30 Day Shred – From a person that is way out of shape
So, today I started the Jillian Michaels 30 day shred. I thought I would post my feelings and thoughts about my journey thus far. The issue that I have right now is that I AM SEVERELY OUT OF SHAPE. So starting slowly is the only way for me. I have extra weight tacked onto my body so doing all the things that skinny people do, is simply not an option for me. To add insult to injury I also have a heart arrhythmia that gets aggravated when I do a lot of heart rate intensive workouts so I feel that it is in my best interest and start slowly. So, today I started with the 30 Day Shred (2008) – Level 1. I could barely make it through the first 7.5 minutes before I was completely out of breath and felt like I was going to die. So I’m proud that I made it through the first 7 minutes and that I tried at all. I got my core temp up and my HR up for sure. Tomorrow I will try to make it to the 10 minute mark before passing out. LOL. My legs hurt and my body is yelling at me for trying to do anything at all. But what I have learned is that I have to keep pressing on, I have to keep pushing. If we want this baby, I have to keep trying to get to a healthy weight. There is no other option.

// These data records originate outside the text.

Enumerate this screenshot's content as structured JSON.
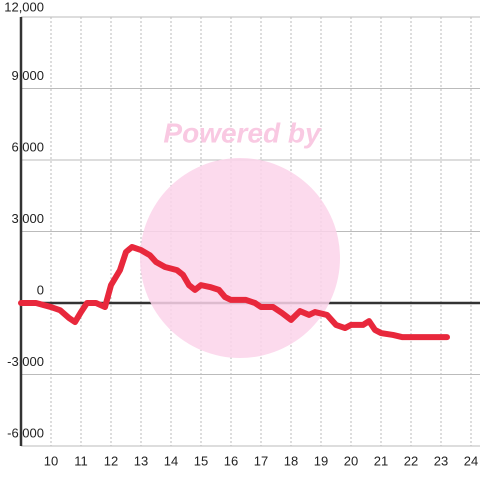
{
  "chart_data": {
    "type": "line",
    "watermark": "Powered by",
    "x": [
      9.0,
      9.5,
      10.0,
      10.3,
      10.6,
      10.8,
      11.0,
      11.2,
      11.5,
      11.8,
      12.0,
      12.3,
      12.5,
      12.7,
      13.0,
      13.3,
      13.5,
      13.8,
      14.2,
      14.4,
      14.6,
      14.8,
      15.0,
      15.3,
      15.6,
      15.8,
      16.0,
      16.5,
      16.8,
      17.0,
      17.4,
      17.7,
      18.0,
      18.3,
      18.6,
      18.8,
      19.2,
      19.5,
      19.8,
      20.0,
      20.4,
      20.6,
      20.8,
      21.0,
      21.4,
      21.7,
      22.3,
      23.2
    ],
    "series": [
      {
        "color": "#e8283c",
        "values": [
          0,
          0,
          -170,
          -300,
          -630,
          -800,
          -380,
          0,
          0,
          -170,
          750,
          1380,
          2140,
          2350,
          2220,
          2000,
          1720,
          1510,
          1380,
          1180,
          750,
          550,
          750,
          670,
          550,
          250,
          130,
          130,
          0,
          -170,
          -170,
          -420,
          -710,
          -340,
          -500,
          -380,
          -500,
          -920,
          -1050,
          -920,
          -920,
          -760,
          -1130,
          -1260,
          -1340,
          -1430,
          -1430,
          -1430
        ]
      }
    ],
    "xlim": [
      9,
      24.3
    ],
    "xticks": [
      10,
      11,
      12,
      13,
      14,
      15,
      16,
      17,
      18,
      19,
      20,
      21,
      22,
      23,
      24
    ],
    "ylim": [
      -6000,
      12000
    ],
    "yticks": [
      {
        "value": -6000,
        "label": "-6,000"
      },
      {
        "value": -3000,
        "label": "-3,000"
      },
      0,
      {
        "value": 3000,
        "label": "3,000"
      },
      {
        "value": 6000,
        "label": "6,000"
      },
      {
        "value": 9000,
        "label": "9,000"
      },
      {
        "value": 12000,
        "label": "12,000"
      }
    ],
    "grid": true
  }
}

Also, I have started, AGAIN, with the MyFitnessPal. I weighed in this morning and got an accurate read on my weight. So that I can keep myself honest. I hope to lose 20% of my body mass by my birthday. That is about 4 months away. That SHOULD be doable with about 10 lbs a month of loss. I’m hopeful, but I won’t be sad if I don’t get there. A little disappointed maybe, but not down on myself. I hope to at least have more than 10 lbs lost though. Anyway that is my thought of the day and trying to move around at least a day. Maybe I’ll try the other half later today. We’ll see.